100 points, “Wine of the Decade.” – James Suckling
Almaviva is one of the world’s greatest wines. This joint venture between Baroness Philippine de Rothschild (from the Château Mouton Rothschild side of the family) and the mighty Concha y Toro was launched in 1997 and Viña Almaviva Puente Alto is the only wine that the estate produces. This Franco-Chilean blend of Cabernet Sauvignon, Carmenère, Cabernet Franc, Petit Verdot and Merlot from Puente Alto terroir is matured in new French oak for 19 months. And in many ways, it was the red that put Chile on the fine wine map. So, it was only fitting that the 2017 vintage was crowned the ‘Wine of the Decade’ by respected American wine critic James Suckling. And he wasn’t alone in his praise, as Tim Atkin MW described it as: “The best your vintage of Almaviva I’ve ever tasted… My Chilean red wine of the year.”
Winemaker Michel Friou created a masterpiece in a challenging vintage. We’d recommend laying this down until 2025, but if you open it now you’ll discover and immensely complex and powerfully muscular wine with nuances of crème de cassis, brambles, cherry chocolate liqueurs, plum crumble, mocha, Cuban cigar boxes, dried herbs, Kalamata olive, earthy petrichor, vanilla and black pepper. Bordeaux lover or New World wine aficionado, everyone will love this exceptional wine.

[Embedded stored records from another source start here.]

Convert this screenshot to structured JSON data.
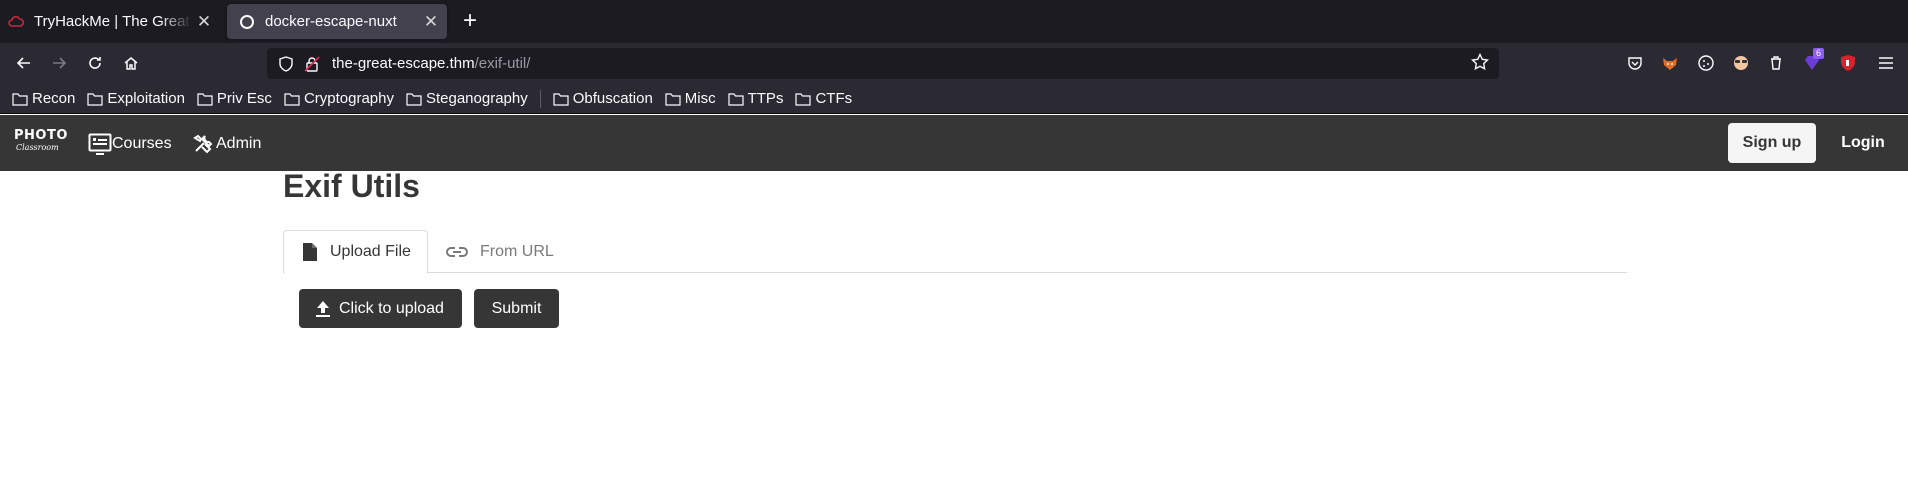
{
  "browser": {
    "tabs": [
      {
        "title": "TryHackMe | The Great Escape",
        "active": false
      },
      {
        "title": "docker-escape-nuxt",
        "active": true
      }
    ],
    "url": {
      "host": "the-great-escape.thm",
      "path": "/exif-util/"
    },
    "extension_badge": "6",
    "bookmarks": [
      "Recon",
      "Exploitation",
      "Priv Esc",
      "Cryptography",
      "Steganography",
      "Obfuscation",
      "Misc",
      "TTPs",
      "CTFs"
    ]
  },
  "app": {
    "logo_line1": "PHOTO",
    "logo_line2": "Classroom",
    "nav": {
      "courses": "Courses",
      "admin": "Admin"
    },
    "signup": "Sign up",
    "login": "Login"
  },
  "page": {
    "title": "Exif Utils",
    "tabs": {
      "upload": "Upload File",
      "url": "From URL"
    },
    "upload_button": "Click to upload",
    "submit_button": "Submit"
  },
  "colors": {
    "appbar": "#363636",
    "dark_button": "#363636",
    "tab_bg": "#1c1b22",
    "toolbar_bg": "#2b2a33"
  }
}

Located in the highest part of the Maipo Valley, Almaviva was the first Chilean wine to follow the French château concept, focussing one team’s attention on one wine from one terroir. Combine that much French know-how with the near-perfect viticultural conditions in Chile, and it was always going to be something special. It’s named after Count Almaviva, the hero of The Marriage of Figaro, written by Beaumarchais (that’s his handwriting on the label) and turned into an opera by Mozart. The label also features the drum designs of the Mapuche, an indigenous inhabitants who once spread from Chile’s Aconcagua Valley to Patagonia.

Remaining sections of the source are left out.